Afhankelijk van hun ontwikkeling en de gezinsomstandigheden stromen de jongeren op enig moment uit. Soms naar een eigen kamer, als die in deze tijden van woningnood te vinden is, of naar hun ouders. ‘Jongeren die nog niet op zichzelf wonen moeten verplicht minimaal een jaar bij hun nagereisde ouders wonen. Aan de ene kant snap ik dat wel, maar het is niet altijd goed. Hoe jonger ze waren toen ze in Nederland kwamen, hoe meer ze ‘verkaasd’ zijn.

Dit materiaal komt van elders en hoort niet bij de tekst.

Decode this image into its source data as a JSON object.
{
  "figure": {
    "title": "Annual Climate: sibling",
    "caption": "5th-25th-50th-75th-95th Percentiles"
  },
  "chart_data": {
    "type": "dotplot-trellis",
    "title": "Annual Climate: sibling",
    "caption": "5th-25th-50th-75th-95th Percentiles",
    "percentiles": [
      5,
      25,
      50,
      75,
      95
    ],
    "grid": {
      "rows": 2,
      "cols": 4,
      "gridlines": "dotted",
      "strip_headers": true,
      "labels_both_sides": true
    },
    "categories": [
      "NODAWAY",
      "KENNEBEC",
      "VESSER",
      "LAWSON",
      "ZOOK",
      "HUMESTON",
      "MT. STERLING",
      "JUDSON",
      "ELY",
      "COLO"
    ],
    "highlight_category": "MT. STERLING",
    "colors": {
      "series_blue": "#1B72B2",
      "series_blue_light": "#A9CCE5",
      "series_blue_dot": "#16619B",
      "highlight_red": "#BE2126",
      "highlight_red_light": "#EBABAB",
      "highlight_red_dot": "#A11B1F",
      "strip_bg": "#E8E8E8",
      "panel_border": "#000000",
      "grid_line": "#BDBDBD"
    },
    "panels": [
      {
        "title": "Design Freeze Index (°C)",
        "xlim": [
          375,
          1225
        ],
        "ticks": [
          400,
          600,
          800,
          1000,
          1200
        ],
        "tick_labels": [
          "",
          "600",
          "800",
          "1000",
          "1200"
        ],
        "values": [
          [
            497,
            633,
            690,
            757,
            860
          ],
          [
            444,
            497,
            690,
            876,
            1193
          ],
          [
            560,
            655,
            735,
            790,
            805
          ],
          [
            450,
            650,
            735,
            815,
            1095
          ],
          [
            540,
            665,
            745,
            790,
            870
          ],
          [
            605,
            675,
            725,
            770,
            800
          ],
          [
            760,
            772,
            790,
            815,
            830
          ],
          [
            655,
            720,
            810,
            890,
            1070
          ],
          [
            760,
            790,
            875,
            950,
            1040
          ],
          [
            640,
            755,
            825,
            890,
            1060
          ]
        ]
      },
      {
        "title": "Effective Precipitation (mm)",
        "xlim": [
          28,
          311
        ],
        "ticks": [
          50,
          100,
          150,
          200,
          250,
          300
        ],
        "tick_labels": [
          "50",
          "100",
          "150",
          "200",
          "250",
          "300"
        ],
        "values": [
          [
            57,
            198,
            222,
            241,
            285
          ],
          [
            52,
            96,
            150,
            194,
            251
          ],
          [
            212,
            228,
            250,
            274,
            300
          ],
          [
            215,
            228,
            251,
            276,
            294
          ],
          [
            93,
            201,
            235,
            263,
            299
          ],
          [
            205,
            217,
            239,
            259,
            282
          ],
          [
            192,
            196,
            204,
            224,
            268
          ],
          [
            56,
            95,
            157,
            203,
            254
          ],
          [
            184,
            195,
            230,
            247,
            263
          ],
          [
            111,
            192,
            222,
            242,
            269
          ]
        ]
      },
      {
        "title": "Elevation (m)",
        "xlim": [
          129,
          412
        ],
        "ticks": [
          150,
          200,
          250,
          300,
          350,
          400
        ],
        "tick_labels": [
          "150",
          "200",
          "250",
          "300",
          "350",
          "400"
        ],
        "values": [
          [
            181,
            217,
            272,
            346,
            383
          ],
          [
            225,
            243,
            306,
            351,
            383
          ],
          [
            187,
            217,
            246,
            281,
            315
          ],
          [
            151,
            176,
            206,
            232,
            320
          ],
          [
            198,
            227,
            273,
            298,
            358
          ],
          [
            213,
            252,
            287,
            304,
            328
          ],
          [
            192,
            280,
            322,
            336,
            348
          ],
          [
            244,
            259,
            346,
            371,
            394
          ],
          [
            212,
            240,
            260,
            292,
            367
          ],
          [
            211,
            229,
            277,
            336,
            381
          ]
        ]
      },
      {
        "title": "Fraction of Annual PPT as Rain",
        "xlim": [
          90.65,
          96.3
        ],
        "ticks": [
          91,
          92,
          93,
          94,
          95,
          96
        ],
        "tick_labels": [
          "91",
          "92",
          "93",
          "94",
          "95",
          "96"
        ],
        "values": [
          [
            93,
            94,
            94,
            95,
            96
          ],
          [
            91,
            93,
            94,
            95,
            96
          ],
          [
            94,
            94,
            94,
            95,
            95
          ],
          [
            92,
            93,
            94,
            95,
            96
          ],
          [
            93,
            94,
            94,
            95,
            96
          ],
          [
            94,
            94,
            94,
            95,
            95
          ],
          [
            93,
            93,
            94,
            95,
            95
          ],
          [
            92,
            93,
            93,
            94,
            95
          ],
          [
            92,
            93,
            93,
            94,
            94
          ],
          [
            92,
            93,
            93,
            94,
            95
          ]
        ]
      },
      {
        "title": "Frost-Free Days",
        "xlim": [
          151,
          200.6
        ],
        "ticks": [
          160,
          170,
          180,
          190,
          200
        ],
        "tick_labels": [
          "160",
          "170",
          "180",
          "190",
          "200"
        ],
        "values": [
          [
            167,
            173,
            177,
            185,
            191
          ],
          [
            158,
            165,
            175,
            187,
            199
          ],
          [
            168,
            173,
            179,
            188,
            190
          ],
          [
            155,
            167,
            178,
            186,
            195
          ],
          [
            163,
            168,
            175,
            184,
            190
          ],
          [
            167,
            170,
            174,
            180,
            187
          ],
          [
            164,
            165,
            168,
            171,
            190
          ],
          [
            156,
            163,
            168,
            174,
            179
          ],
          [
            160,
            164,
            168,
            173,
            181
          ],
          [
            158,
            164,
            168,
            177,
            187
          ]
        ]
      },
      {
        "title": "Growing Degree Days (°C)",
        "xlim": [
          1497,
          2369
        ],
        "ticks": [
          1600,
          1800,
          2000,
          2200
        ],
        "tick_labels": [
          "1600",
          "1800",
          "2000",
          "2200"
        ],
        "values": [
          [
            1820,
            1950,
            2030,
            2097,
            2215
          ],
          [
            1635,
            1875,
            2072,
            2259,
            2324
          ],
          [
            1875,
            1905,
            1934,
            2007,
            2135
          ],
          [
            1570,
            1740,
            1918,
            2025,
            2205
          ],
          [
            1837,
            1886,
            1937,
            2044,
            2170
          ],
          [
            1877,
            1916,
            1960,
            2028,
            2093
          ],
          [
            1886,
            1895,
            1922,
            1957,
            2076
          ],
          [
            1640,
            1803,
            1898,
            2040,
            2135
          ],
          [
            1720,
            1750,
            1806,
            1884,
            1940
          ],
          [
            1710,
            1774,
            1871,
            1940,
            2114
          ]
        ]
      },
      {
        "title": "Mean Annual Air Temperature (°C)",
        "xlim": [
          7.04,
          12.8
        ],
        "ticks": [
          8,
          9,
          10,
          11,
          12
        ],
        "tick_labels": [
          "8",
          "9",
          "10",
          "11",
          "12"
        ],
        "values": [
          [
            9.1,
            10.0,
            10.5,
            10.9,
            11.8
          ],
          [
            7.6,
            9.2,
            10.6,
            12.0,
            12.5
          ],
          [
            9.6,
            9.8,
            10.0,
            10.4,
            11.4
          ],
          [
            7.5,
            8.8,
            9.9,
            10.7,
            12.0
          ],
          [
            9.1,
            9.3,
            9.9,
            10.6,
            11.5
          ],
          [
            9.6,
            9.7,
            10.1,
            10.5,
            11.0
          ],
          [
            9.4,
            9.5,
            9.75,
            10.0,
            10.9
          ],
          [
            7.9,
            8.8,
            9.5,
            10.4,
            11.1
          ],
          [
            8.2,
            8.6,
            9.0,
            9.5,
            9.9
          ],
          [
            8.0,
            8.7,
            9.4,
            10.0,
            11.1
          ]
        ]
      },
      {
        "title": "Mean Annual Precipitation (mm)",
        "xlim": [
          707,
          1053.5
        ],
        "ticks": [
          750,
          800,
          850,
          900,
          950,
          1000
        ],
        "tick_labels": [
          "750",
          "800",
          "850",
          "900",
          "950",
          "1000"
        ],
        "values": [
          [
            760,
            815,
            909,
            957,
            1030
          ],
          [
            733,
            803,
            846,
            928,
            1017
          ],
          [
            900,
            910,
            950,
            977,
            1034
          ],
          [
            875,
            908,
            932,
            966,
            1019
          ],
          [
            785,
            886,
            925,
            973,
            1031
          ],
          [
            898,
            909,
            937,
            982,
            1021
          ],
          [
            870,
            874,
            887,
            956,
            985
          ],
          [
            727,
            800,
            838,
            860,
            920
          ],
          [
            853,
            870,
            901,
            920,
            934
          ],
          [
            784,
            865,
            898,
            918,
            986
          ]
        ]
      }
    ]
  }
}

Ze hebben hier hun eigen leven opgebouwd, spreken Nederlands, hebben andere vrijheden leren kennen… Dan is zo’n hereniging niet altijd een succes. Die ouders zitten in een heel andere fase als ze hier komen.’
Ook in de KWE zijn weleens spanningen. Tussen de jongens onderling, maar ook bij Nicole kriebelt het regelmatig. ‘Ze kennen geen tijd. Daar kan ik maar slecht aan wennen!’, lacht ze. ‘In Nederland werkt dat gewoon anders. En ook de Arabische pot spreekt mij niet zo aan, met die gekruide kippenhartjes en zo, maar het is natuurlijk niet beleefd om het altijd af te slaan.’ Het is geven en nemen, van alle kanten. ‘Je woont min of meer samen, als een gezin.’ Alle gedeelde ervaringen maken dat er soms hechte banden ontstaan. ‘In het begin was ik zelfs in het weekend bereikbaar, dan dacht ik: straks hebben ze me nodig. Maar dat heb ik afgeleerd. Je weet: als ze uitstromen mag je geen contact meer hebben. Dat is soms heel moeilijk, want dan worden ze wéér in het diepe gegooid. Maar je móet ze loslaten.’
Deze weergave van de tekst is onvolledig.